Ans.3) Select name, Account.number, Account.type ,SUM(amount) from CUSTOMER LEFT JOIN ACCOUNT ON Account.owner_ssn=Customer.ssn LEFT JOIN TRANSACTION ON Account.number=Transaction.account_num where name="Alexander Felix";
In order to find all the accounts which are associated with Alexander Felix and then the transaction of all that fetch account should be SUM as from AMOUNT field of TRANSACTION table. By doing so, SUM function is used in order to add the total amount of accounts associated with Alexander Felix.
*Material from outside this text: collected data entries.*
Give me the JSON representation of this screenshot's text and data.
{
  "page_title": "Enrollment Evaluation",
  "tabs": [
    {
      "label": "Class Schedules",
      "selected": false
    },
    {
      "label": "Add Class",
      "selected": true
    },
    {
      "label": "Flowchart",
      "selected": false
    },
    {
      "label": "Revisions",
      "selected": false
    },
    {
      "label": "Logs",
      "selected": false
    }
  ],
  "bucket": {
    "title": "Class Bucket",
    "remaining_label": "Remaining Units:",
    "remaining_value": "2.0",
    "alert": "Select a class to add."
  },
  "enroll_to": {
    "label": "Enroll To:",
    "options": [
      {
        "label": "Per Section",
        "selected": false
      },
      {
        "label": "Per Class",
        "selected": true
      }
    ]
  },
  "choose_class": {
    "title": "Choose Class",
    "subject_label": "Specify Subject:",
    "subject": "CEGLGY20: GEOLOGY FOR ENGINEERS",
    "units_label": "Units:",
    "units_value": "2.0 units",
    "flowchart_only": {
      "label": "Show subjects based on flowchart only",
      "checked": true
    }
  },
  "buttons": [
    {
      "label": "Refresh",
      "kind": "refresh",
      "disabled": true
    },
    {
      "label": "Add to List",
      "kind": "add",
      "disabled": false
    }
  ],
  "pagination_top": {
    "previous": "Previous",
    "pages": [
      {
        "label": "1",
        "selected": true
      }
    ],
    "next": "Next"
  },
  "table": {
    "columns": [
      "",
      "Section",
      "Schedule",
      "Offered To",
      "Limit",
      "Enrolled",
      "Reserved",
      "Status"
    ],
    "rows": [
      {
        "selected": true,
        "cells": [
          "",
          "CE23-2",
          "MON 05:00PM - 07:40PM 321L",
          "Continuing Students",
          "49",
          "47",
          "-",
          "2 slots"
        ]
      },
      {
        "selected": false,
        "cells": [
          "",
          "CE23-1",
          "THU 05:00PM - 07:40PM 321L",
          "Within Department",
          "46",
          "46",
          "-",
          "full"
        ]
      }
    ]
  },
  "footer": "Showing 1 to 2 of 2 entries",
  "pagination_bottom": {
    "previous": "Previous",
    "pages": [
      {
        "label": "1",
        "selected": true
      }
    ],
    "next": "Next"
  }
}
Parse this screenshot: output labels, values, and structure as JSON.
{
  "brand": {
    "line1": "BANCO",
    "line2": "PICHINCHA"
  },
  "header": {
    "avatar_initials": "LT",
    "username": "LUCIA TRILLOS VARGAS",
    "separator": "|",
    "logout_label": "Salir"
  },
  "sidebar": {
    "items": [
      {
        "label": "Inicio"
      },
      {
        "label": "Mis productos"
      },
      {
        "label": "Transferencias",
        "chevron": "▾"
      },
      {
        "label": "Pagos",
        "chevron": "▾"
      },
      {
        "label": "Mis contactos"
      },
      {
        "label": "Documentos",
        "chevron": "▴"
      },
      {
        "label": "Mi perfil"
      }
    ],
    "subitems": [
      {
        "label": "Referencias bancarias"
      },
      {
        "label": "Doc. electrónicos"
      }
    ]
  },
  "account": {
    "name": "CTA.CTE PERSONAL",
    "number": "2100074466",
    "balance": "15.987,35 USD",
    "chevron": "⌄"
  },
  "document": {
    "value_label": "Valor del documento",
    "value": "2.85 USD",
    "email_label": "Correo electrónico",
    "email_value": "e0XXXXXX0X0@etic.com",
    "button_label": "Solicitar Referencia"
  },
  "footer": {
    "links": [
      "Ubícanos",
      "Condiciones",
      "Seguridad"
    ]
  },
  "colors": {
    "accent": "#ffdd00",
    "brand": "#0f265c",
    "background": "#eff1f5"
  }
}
Select name from CUSTOMER where name="Alexander Felix";
UNION
Select number,type from ACCOUNT;
UNION
Select SUM(amount) from Transaction;
By using union the queries are separated in three tables that each query associated with a particular table.
In first, fetch name from CUSTOMER table where name is equals to Alexander Felix then number and type from ACCOUNT table and from account number and it's associated type and then SUM of AMOUNT has to be calculated from TRANSACTION table and all three queries are union with each other.
Ans.4) Select Customer.name from CUSTOMER LEFT JOIN ACCOUNT ON Account.owner_ssn=Customer.ssn LEFT JOIN TRANSACTION ON Account.number=Transaction.account_num where amount>=1000;
In order to fetch the CUSTOMER name having the total amount greater than $1000, LEFT OUTER JOIN is used in order to join 3 tables by their respective fields and primary key and foreign key with each other and by using where clause condition having greater than $1000.